È da qualche anno che lo streaming online rivendica il suo posto da protagonista del mercato discografico. La rivoluzione digitale che ha interessato anche l’industria musicale, infatti, ha inizialmente portato all’ascesa del download e alla conseguente nascita di siti di pirateria online che in qualche modo riuscivano ad aggirare i copyrights di intere discografie. Il download che fino a pochi anni fa sembrava una grande innovazione, tuttavia, ad oggi è di gran lunga sorpassato dallo streaming e – chi l’avrebbe mai detto – dalla ripresa dei dischi in vinile.

Sono proprio i numeri a confermare che il vinile, supporto ampiamente utilizzato dagli anni Sessanta ai Novanta del secolo scorso, sta tornando in auge. Secondo i dati RIAA (Recording Industry Association of America), infatti, il mercato musicale americano è costituito per il 65% da streaming gratuito e a pagamento, per il 17% da vinile e cd che superano il 15% del download e il restante 3% di sincronizzazioni.

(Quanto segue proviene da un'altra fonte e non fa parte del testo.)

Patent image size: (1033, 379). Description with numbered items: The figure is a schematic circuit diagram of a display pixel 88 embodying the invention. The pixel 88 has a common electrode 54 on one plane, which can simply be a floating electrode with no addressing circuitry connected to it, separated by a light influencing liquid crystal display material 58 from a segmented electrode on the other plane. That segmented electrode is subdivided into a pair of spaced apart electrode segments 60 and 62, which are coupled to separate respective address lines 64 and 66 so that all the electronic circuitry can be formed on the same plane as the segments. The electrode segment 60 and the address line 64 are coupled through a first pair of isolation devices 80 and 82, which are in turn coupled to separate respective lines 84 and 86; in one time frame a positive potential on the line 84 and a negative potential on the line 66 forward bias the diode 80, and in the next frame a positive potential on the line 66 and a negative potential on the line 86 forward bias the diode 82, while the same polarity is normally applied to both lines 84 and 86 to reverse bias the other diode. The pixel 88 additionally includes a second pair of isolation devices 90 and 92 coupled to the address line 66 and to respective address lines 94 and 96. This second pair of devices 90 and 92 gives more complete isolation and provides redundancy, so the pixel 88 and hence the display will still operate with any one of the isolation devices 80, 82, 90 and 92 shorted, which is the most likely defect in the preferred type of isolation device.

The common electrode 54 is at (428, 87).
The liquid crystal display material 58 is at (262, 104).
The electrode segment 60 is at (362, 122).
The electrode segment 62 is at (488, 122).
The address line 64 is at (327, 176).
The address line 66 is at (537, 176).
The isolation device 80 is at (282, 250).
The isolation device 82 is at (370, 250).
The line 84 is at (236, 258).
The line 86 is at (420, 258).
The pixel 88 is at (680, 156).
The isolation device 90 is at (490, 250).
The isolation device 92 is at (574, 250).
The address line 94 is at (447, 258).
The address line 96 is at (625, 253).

È evidente la prevalenza dello streaming che cresce di anno in anno sempre di più grazie a piattaforme come Apple Music e Spotify, le quali si aggiudicano enormi guadagni soprattutto per i servizi di streaming a pagamento. Questo scarto netto con i supporti fisici è spiegato dal fatto che gli ascoltatori vogliono musica fruibile subito e ovunque, e per ricevere più contenuti sono disposti anche a pagare. Si tratta di un costo mensile irrisorio che non assomiglia nemmeno un po’ a quello di un singolo cd e, forse, è anche il fattore economico ad alimentare il successo della “musica liquida”, a discapito di quella “fisica”.

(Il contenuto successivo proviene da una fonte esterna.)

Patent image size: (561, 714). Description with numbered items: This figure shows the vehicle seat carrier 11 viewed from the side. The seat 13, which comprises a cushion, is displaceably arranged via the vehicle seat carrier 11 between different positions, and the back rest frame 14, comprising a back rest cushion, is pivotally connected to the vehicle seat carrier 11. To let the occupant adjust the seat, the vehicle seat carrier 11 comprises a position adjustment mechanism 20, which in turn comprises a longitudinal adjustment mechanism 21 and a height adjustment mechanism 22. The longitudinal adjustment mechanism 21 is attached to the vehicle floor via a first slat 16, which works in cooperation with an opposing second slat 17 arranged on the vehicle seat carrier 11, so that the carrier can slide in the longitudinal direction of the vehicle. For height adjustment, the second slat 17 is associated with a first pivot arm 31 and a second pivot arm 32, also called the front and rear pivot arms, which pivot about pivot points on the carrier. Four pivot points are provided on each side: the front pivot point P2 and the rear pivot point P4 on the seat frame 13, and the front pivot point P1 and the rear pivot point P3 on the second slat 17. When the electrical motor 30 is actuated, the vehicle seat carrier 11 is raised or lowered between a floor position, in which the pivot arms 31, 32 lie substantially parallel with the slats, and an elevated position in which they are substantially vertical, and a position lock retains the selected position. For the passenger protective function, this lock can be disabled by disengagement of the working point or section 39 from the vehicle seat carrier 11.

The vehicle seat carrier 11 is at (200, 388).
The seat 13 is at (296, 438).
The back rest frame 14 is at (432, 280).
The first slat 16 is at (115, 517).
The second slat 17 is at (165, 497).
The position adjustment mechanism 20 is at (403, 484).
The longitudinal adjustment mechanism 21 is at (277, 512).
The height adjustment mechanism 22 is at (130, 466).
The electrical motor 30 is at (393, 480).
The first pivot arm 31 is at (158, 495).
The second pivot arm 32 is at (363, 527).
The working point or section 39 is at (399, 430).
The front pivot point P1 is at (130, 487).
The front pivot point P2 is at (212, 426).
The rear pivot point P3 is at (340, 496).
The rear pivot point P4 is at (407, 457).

Se i cd, però, perdono terreno e si vendono soprattutto grazie a tecniche di promozione come quella dell’instore, la produzione di vinili aumenta sempre di più anche senza essere pubblicizzata. Numerosi sono gli artisti, soprattutto di fama internazionale, che decidono di far uscire il proprio disco sia sotto forma di cd che di vinile, proprio perché il guadagno è assicurato.

Ma perché è proprio questo supporto ad attrarre molti clienti?

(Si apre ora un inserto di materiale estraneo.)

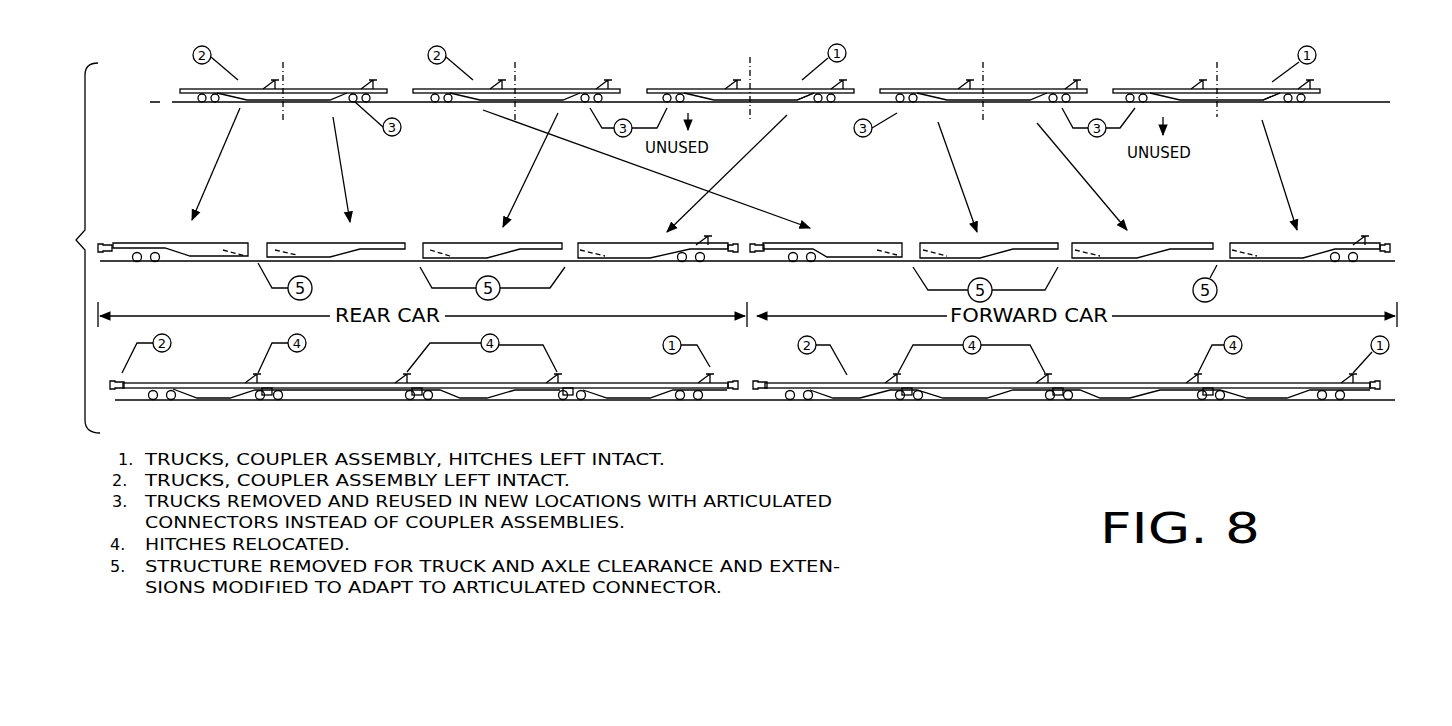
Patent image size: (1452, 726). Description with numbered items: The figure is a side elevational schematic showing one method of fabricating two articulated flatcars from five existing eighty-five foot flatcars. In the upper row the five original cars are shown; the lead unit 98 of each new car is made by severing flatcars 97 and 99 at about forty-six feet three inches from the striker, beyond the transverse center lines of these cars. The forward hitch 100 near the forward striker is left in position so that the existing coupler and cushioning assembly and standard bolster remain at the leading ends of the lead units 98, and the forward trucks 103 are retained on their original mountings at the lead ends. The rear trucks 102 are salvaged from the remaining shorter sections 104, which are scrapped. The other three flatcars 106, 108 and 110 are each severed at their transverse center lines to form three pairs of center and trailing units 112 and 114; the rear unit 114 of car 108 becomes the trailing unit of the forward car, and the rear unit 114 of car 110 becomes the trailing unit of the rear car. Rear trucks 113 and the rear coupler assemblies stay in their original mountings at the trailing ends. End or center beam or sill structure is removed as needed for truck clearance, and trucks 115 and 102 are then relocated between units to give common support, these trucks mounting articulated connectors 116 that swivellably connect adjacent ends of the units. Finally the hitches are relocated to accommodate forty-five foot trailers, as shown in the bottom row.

The flatcar 97 is at (1247, 85).
The lead unit 98 is at (1277, 103).
The flatcar 99 is at (770, 85).
The forward hitch 100 is at (1307, 92).
The rear trucks 102 is at (1223, 402).
The forward trucks 103 is at (1340, 402).
The sections 104 is at (1165, 92).
The flatcar 106 is at (998, 83).
The flatcar 108 is at (557, 60).
The flatcar 110 is at (319, 86).
The center unit 112 is at (510, 243).
The rear trucks 113 is at (808, 402).
The trailing unit 114 is at (228, 245).
The trucks 115 is at (1067, 402).
The articulated connectors 116 is at (1213, 388).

Negli ultimi anni i dischi in vinile stanno riacquistando il fascino di una volta e gli appassionati tornano a comprarli per il suono impareggiabile che li contraddistingue: le “distorsioni” che apportano alla musica, a detta di alcuni, la rendono più interessante, comparata al suono preciso, ma più “freddo” dei supporti digitali. Chi sceglie il vinile, tuttavia, va incontro anche ad alcune problematiche legate alla conservazione: bisogna stare molto attenti alle muffe, cui è soggetto durante i periodi invernali, alla polvere e alle variazioni di temperatura che potrebbero modificare il disco così come gli strumenti di riproduzione. Questo supporto, però, nonostante le sue scomodità, è un sempreverde irresistibile per gli amanti della musica.